Rollers with precise printing performance in the paper industry or offshore equipment in aggressive saltwater – coatings protect these components even under harsh conditions. In particular, thermal coating processes such as atmospheric plasma spraying (APS) or high velocity oxygen fuel coating (HVOF) have been used so far. On the basis of ceramic or metal powders insulation, corrosion and wear protection layers between 100 and 500 μm can be applied to machine and plant components. Although the powder particles used are as fine as flour and the layer thinner than a chip card, such a surface has a high roughness under the microscope.
In order to achieve the aimed surface quality, the sprayed components therefore have often to be treated or sealed mechanically. Other coating technologies, such as chemical or physical vapor deposition (CVD, PVD) allow ultra-thin films below 10 μm. However, these methods can not be used to coat large surfaces. Rather, only small tool inserts benefit from a CVD or PVD coating.
Surfaces with thermally sprayed suspension layers between 10 und 50 μm
Researchers from the Fraunhofer Institute for Ceramic Technologies and Systems IKTS have now created the preconditions for producing extremely smooth, robust layers on large-size components – without time-consuming and cost-intensive post-processing steps. Besides the powders used so far, they developed suspensions for thermal spraying, and thus achieve new coating qualities and properties. For this purpose, even finer submicron and nanoparticles, which can not be sprayed as pure powder, are dispersed in water or organic solvents. “Thermal suspension spraying produces extremely robust, thin films between 10 and 50 μm. Thanks to homogeneous suspensions, we reduce both previous roughnesses of more than 5 to 1 μm and the materials consumption,“ explains Dr. Annegret Potthoff, head of the group Powder and Suspension Characterization at Fraunhofer IKTS. For the first time even functional surfaces are possible, too.

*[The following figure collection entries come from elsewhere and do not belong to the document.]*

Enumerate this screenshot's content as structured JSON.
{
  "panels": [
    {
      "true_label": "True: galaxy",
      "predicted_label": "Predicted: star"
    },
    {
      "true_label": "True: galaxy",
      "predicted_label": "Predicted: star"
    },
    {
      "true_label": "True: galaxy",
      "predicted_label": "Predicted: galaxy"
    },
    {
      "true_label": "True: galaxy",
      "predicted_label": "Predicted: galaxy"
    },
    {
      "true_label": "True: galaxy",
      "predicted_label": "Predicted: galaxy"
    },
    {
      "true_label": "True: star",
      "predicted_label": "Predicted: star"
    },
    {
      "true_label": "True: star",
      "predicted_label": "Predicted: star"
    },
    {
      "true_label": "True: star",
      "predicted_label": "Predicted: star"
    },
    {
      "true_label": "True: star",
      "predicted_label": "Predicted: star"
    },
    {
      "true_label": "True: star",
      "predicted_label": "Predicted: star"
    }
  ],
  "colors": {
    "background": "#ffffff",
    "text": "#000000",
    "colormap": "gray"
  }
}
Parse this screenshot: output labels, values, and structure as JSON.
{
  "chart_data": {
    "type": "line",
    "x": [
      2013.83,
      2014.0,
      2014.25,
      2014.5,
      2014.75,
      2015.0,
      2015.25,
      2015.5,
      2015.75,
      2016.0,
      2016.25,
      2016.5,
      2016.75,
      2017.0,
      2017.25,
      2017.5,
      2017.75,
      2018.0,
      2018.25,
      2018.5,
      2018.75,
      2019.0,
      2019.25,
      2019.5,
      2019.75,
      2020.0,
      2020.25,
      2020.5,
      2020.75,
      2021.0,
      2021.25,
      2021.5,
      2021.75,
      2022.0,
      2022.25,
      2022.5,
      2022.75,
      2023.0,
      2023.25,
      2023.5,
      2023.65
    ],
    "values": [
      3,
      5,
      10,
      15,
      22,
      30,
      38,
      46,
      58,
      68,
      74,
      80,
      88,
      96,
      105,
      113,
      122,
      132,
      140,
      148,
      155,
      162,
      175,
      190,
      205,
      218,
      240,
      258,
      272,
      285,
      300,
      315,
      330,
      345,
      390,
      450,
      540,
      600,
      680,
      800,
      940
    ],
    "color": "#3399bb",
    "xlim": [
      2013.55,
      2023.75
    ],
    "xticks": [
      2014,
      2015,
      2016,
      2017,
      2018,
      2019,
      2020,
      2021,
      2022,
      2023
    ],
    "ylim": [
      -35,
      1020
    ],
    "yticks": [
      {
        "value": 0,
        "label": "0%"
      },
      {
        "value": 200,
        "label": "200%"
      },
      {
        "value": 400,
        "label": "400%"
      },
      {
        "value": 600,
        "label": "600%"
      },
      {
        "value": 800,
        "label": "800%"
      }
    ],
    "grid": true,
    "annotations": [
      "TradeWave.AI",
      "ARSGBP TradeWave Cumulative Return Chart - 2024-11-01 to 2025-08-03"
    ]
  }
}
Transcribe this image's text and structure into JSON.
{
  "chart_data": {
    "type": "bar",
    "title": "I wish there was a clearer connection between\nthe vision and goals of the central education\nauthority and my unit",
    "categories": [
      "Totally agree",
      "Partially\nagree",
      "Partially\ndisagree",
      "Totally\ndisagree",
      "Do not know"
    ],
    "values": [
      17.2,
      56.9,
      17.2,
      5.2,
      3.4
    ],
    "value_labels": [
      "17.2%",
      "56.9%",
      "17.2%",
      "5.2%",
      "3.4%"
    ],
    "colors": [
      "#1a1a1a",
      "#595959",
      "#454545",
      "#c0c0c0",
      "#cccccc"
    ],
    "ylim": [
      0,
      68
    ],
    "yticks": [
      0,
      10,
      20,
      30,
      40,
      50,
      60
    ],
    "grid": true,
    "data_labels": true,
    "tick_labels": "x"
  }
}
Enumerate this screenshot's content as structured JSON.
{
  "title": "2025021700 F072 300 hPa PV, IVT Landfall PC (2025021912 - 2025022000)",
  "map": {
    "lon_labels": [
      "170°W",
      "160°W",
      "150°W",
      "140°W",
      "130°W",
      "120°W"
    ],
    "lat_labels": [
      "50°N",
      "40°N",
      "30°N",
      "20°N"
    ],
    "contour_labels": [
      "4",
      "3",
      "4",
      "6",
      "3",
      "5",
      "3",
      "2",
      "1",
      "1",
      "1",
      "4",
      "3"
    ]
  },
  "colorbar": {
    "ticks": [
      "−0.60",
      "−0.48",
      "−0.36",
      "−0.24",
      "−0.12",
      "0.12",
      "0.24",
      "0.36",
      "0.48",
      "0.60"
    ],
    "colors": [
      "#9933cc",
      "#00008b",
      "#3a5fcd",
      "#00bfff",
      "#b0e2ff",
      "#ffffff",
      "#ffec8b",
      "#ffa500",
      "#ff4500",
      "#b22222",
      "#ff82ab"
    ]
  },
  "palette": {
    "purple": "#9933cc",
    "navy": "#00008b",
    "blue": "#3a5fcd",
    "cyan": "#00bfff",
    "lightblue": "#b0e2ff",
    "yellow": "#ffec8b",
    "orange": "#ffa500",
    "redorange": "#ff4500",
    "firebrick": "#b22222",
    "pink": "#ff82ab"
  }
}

They can, for example, be provided with photocatalytically active layers, which permanently degrade drug residues in waste water treatment plants.
From the feedstock to the optimized component
In the lab accredited according to DIN EN ISO / EC 17025 at Fraunhofer IKTS, the suspensions are individually adapted for each application concerning solid content, grain size distribution and viscosity. “In successful cooperation with the Fraunhofer Institute for Material and Beam Technology IWS, we were able to adapt the entire process chain and existing plant technology to suspensions. The hardware components developed at IWS, such as suspension conveyors and injectors, can be easily integrated into existing spraying systems,“ says Dr. Potthoff. In addition to the different ceramic materials such as chromium, alumina or zirconium oxide, tungsten carbide can also be thermally sprayed for the first time. In addition, the technique allows graded layer systems to combine, for example, thermal and mechanical properties.